Sleep. Even an ocean wearies in the end. Calm follows a typhoon. Deep dreamless sleep from which—all powers be praised!—no misery can keep any of us too long.

So—bringing supper on a tray—Sister Michaela found her with one arm under head, her hair disheveled, and her body looking as if waves had tossed it on the beach of time. Even with the electric light turned on, she did not wake for several minutes, and Sister Michaela stood watching her, telling beads by habit rather than intention. She had reached the thirteenth bead before Jacqueline awoke.

"Are you feeling better, Jacqueline?"

She sat up, recognized a friend and answered—as Sister Michaela noted—without the least trace of a desire to hide her thoughts.

"I don't know, I'm all different, I feel as if something had happened. It's—"

A long pause, only broken by the regularly measured click-click-click of beads, like the sound of water dripping.

"Sister Michaela—what did you mean by telling me not to put my trust in princes?"

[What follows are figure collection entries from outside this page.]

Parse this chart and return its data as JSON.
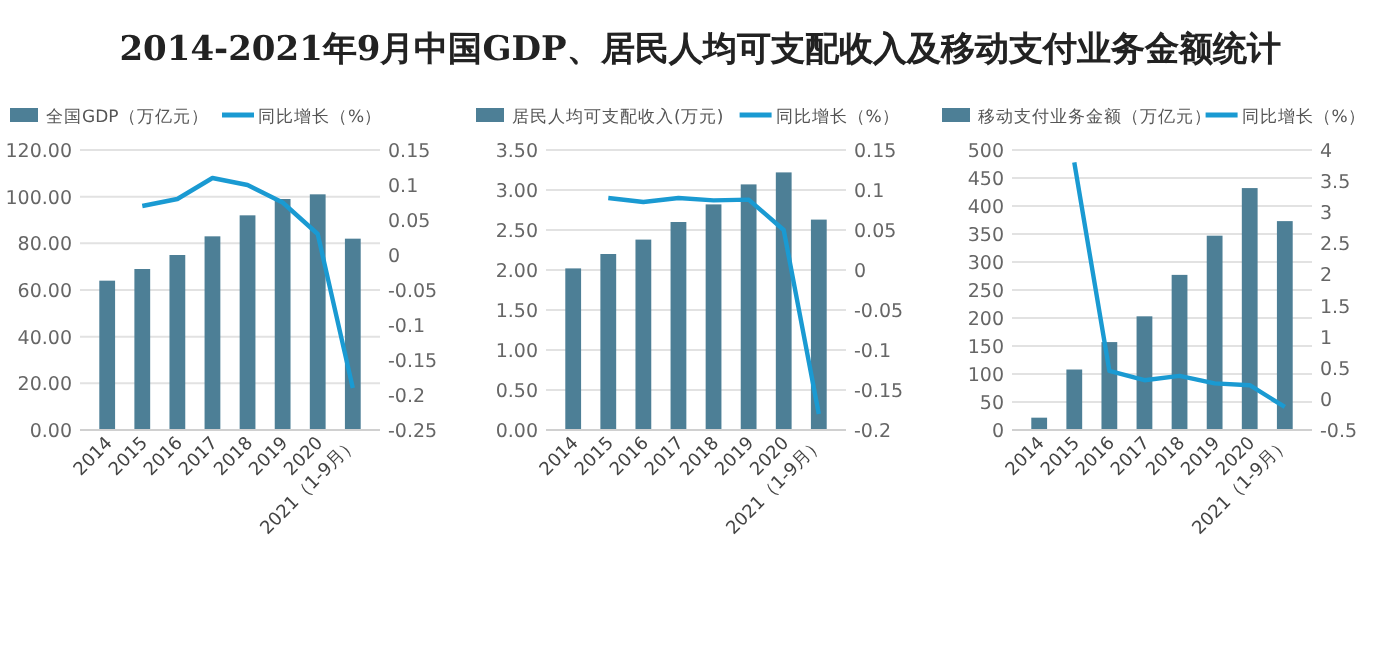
{
  "chart_data": [
    {
      "type": "bar",
      "title": "2014-2021年9月中国GDP、居民人均可支配收入及移动支付业务金额统计",
      "categories": [
        "2014",
        "2015",
        "2016",
        "2017",
        "2018",
        "2019",
        "2020",
        "2021（1-9月）"
      ],
      "legend": "top",
      "grid": "y",
      "series": [
        {
          "name": "全国GDP（万亿元）",
          "color": "#4d7f96",
          "values": [
            64,
            69,
            75,
            83,
            92,
            99,
            101,
            82
          ]
        },
        {
          "name": "同比增长（%）",
          "type": "line",
          "axis": "y2",
          "color": "#1a9ad2",
          "values": [
            null,
            0.07,
            0.08,
            0.11,
            0.1,
            0.075,
            0.03,
            -0.19
          ]
        }
      ],
      "ylim": [
        0,
        120
      ],
      "yticks": [
        {
          "value": 0,
          "label": "0.00"
        },
        {
          "value": 20,
          "label": "20.00"
        },
        {
          "value": 40,
          "label": "40.00"
        },
        {
          "value": 60,
          "label": "60.00"
        },
        {
          "value": 80,
          "label": "80.00"
        },
        {
          "value": 100,
          "label": "100.00"
        },
        {
          "value": 120,
          "label": "120.00"
        }
      ],
      "y2lim": [
        -0.25,
        0.15
      ],
      "y2ticks": [
        -0.25,
        -0.2,
        -0.15,
        -0.1,
        -0.05,
        0,
        0.05,
        0.1,
        0.15
      ]
    },
    {
      "type": "bar",
      "categories": [
        "2014",
        "2015",
        "2016",
        "2017",
        "2018",
        "2019",
        "2020",
        "2021（1-9月）"
      ],
      "legend": "top",
      "grid": "y",
      "series": [
        {
          "name": "居民人均可支配收入(万元)",
          "color": "#4d7f96",
          "values": [
            2.02,
            2.2,
            2.38,
            2.6,
            2.82,
            3.07,
            3.22,
            2.63
          ]
        },
        {
          "name": "同比增长（%）",
          "type": "line",
          "axis": "y2",
          "color": "#1a9ad2",
          "values": [
            null,
            0.09,
            0.085,
            0.09,
            0.087,
            0.088,
            0.05,
            -0.18
          ]
        }
      ],
      "ylim": [
        0,
        3.5
      ],
      "yticks": [
        {
          "value": 0,
          "label": "0.00"
        },
        {
          "value": 0.5,
          "label": "0.50"
        },
        {
          "value": 1,
          "label": "1.00"
        },
        {
          "value": 1.5,
          "label": "1.50"
        },
        {
          "value": 2,
          "label": "2.00"
        },
        {
          "value": 2.5,
          "label": "2.50"
        },
        {
          "value": 3,
          "label": "3.00"
        },
        {
          "value": 3.5,
          "label": "3.50"
        }
      ],
      "y2lim": [
        -0.2,
        0.15
      ],
      "y2ticks": [
        -0.2,
        -0.15,
        -0.1,
        -0.05,
        0,
        0.05,
        0.1,
        0.15
      ]
    },
    {
      "type": "bar",
      "categories": [
        "2014",
        "2015",
        "2016",
        "2017",
        "2018",
        "2019",
        "2020",
        "2021（1-9月）"
      ],
      "legend": "top",
      "grid": "y",
      "series": [
        {
          "name": "移动支付业务金额（万亿元）",
          "color": "#4d7f96",
          "values": [
            22,
            108,
            157,
            203,
            277,
            347,
            432,
            373
          ]
        },
        {
          "name": "同比增长（%）",
          "type": "line",
          "axis": "y2",
          "color": "#1a9ad2",
          "values": [
            null,
            3.8,
            0.45,
            0.3,
            0.37,
            0.25,
            0.22,
            -0.13
          ]
        }
      ],
      "ylim": [
        0,
        500
      ],
      "yticks": [
        0,
        50,
        100,
        150,
        200,
        250,
        300,
        350,
        400,
        450,
        500
      ],
      "y2lim": [
        -0.5,
        4
      ],
      "y2ticks": [
        -0.5,
        0,
        0.5,
        1,
        1.5,
        2,
        2.5,
        3,
        3.5,
        4
      ]
    }
  ]
}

"You'll find out. Only remember, dear. And don't forget the rest of it —always to trust your intuition. That is the Voice within. Now eat your supper, and I'll come for the tray by and by."

Sister Michaela went straight to the Sister Superior and talked to her without emphasis, but with assurance.

"She is perfectly innocent. But she's romantic, and she has a capacity for building mountains out of molehills. Her geese are all swans. She will magnify evil in the same way unless taught not to."

"Even the best ones sometimes have to learn that in a hard school," said the Sister Superior, nodding comprehension.